In a recent Forbes article, Contributor Todd Ganos recaps 2015 middle-market M&A activity and compares the data to historical figures. While year-over-year middle-market activity dropped 20% from 2014, 2015 was actually still in line with other recent years.

When taking a closer look, Ganos cites granular data from SDR Ventures on price multiples that indicate that “overall middle-market M&A activity in 2015 saw an average price multiple of roughly 14.51 times EBITDA, with companies in the $51 million to $100 million value range trading at the highest average multiple, 17.33 times.” However, multiples did decrease quickly as values went up.

While mega-deals and larger middle-market deals gained headlines in 2015, the article again cites SDR’s findings that show that companies with values below $100 million actually made up 87% of all middle-market deal volume and 56% of middle-market transaction value.
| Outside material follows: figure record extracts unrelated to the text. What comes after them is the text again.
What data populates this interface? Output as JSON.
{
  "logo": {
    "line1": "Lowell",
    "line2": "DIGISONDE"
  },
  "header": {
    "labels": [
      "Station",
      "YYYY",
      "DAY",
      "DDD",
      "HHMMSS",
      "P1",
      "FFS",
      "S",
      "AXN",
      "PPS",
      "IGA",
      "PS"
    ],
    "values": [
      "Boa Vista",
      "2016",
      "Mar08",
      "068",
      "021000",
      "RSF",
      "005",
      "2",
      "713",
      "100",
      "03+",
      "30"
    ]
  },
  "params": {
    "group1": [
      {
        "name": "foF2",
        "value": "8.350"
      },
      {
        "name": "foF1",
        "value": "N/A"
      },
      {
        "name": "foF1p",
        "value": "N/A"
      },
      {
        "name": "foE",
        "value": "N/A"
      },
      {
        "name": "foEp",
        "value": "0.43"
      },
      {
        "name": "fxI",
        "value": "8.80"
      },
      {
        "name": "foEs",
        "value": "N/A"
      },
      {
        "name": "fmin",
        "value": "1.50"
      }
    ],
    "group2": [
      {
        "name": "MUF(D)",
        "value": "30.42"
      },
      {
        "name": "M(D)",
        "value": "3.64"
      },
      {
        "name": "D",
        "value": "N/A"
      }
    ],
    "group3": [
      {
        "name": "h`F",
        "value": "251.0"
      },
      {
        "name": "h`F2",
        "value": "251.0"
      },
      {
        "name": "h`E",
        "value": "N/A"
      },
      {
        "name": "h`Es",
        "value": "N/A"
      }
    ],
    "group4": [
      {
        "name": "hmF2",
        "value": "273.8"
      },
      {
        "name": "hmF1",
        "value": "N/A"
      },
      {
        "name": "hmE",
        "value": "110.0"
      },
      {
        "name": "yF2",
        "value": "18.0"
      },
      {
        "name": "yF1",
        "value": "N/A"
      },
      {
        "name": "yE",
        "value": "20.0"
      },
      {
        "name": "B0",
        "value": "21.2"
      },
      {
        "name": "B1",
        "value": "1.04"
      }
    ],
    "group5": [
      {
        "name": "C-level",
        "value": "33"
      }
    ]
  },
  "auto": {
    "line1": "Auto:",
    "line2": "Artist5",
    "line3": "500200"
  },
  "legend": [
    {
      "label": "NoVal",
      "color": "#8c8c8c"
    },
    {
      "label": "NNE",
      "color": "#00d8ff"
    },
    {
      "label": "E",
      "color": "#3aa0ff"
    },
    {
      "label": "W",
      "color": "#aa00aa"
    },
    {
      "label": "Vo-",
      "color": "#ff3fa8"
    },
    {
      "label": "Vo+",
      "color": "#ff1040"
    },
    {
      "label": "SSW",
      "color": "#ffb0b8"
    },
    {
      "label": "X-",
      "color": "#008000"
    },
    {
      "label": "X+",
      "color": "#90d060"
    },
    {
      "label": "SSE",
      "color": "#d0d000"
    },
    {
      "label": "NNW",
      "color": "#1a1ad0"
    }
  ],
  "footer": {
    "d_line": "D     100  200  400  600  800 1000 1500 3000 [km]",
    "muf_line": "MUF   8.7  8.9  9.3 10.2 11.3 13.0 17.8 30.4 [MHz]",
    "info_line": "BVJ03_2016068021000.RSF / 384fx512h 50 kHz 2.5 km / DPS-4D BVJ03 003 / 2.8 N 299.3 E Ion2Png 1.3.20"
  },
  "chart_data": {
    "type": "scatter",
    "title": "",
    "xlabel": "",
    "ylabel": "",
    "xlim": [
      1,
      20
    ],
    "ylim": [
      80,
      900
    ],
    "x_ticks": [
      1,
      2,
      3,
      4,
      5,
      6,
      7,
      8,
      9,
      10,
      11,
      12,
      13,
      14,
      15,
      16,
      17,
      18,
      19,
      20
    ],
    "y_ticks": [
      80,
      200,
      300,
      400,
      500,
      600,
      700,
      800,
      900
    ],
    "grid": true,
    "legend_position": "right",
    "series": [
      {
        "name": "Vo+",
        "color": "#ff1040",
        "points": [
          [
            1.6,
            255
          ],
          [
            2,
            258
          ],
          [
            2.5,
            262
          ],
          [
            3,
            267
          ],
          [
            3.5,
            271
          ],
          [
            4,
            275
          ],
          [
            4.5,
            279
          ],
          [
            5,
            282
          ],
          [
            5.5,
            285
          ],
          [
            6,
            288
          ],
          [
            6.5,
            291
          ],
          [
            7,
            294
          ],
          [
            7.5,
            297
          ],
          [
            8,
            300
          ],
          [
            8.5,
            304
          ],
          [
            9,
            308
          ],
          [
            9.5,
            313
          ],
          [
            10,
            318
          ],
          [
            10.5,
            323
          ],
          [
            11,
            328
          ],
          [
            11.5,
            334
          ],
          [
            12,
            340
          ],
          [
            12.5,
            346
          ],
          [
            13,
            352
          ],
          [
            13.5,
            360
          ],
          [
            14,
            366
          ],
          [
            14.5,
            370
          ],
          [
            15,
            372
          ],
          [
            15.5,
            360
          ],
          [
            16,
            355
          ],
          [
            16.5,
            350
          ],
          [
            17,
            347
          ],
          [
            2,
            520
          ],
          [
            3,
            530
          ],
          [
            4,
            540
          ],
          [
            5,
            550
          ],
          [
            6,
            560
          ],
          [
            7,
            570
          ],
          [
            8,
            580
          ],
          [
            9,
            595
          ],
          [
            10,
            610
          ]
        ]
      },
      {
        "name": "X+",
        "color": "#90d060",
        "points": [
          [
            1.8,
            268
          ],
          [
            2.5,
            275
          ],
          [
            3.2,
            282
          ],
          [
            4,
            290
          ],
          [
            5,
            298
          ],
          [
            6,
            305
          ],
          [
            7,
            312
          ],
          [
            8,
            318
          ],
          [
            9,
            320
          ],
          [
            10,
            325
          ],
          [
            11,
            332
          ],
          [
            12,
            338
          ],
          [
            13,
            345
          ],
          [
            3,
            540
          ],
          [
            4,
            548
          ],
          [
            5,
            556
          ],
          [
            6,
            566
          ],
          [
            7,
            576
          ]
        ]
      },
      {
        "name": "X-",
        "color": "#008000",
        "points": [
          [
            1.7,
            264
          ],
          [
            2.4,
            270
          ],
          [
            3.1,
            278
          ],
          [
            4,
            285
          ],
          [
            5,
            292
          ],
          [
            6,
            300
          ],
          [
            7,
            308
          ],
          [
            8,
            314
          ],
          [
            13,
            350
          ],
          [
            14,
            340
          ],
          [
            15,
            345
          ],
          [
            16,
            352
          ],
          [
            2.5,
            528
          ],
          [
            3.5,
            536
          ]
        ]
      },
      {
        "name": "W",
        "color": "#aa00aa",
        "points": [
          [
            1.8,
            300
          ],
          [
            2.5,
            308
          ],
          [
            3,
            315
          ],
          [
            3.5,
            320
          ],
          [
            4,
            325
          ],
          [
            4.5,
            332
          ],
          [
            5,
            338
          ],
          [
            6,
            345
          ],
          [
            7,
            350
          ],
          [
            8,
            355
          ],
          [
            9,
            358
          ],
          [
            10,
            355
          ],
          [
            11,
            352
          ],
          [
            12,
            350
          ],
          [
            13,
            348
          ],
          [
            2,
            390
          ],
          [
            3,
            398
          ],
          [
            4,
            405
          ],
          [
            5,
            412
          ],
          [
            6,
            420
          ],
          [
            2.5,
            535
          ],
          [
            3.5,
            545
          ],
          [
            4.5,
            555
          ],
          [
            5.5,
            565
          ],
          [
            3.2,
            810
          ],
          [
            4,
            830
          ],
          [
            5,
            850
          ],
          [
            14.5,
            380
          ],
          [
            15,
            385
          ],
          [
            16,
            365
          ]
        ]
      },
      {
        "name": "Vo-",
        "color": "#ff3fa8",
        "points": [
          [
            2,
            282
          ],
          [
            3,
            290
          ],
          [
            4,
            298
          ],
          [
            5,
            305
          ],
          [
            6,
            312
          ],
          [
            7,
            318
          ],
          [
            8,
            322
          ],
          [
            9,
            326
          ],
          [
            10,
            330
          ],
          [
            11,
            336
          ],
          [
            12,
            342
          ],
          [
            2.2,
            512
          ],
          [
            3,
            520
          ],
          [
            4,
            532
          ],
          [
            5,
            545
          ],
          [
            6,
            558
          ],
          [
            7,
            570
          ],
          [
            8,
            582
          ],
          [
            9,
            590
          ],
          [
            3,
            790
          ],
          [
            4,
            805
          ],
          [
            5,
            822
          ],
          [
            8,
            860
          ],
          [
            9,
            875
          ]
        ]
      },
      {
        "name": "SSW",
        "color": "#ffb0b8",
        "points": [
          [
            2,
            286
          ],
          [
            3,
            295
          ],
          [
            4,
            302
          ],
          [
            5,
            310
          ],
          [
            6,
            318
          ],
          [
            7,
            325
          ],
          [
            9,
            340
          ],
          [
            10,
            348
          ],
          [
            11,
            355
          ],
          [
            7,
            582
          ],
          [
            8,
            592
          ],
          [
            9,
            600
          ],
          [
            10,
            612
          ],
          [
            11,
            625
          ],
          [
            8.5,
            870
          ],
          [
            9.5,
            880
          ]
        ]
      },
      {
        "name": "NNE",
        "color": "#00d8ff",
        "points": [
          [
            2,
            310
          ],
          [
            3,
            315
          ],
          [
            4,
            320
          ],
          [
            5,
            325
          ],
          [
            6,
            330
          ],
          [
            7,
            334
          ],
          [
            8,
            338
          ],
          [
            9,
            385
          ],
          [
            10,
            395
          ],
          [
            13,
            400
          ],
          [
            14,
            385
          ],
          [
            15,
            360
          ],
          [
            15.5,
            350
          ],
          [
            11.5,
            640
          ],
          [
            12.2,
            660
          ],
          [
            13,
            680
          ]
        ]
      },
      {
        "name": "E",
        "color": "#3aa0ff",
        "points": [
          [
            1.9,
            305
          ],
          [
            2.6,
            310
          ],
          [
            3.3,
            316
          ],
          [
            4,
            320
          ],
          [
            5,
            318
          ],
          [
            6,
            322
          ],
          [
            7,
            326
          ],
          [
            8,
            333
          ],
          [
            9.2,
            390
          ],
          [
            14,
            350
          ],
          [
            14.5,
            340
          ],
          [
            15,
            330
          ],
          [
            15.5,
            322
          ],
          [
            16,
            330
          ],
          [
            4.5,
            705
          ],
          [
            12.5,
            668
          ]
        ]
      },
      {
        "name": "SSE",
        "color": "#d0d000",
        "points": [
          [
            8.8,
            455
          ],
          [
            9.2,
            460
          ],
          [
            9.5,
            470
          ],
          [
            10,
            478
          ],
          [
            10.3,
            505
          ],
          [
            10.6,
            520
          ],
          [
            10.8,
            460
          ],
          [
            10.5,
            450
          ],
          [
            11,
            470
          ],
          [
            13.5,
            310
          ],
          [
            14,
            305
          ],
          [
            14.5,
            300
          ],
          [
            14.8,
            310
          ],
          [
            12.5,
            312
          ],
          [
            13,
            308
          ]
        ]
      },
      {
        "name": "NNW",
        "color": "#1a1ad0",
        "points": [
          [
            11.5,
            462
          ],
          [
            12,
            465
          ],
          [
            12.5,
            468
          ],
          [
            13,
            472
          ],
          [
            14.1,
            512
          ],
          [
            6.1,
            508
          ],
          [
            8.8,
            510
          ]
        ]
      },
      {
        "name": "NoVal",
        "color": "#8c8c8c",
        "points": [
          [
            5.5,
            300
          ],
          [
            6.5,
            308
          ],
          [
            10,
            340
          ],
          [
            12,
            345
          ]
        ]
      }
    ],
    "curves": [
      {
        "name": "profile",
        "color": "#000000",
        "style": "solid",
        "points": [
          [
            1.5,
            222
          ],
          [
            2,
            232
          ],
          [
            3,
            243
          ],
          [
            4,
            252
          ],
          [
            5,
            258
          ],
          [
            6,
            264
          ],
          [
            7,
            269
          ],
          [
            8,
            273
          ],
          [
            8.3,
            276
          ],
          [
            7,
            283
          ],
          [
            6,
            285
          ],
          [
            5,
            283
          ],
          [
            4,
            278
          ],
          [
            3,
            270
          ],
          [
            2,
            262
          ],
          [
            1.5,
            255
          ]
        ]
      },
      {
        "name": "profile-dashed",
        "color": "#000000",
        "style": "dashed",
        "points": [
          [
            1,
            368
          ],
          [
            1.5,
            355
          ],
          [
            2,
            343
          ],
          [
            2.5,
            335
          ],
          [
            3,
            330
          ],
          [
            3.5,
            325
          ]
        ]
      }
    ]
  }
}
This competitive seller’s market likely helped push multiples to their high levels. Ganos points out a key takeaway: the transaction multiple that a company may achieve via M&A can’t just be determined based on industry averages; the revenue range of the firm must be factored in as well.

In all, Ganos summarizes middle-market M&A activity in 2015 as “pretty good.” When looking to 2016, he wonders what another hike in interest rates may mean for the deal environment.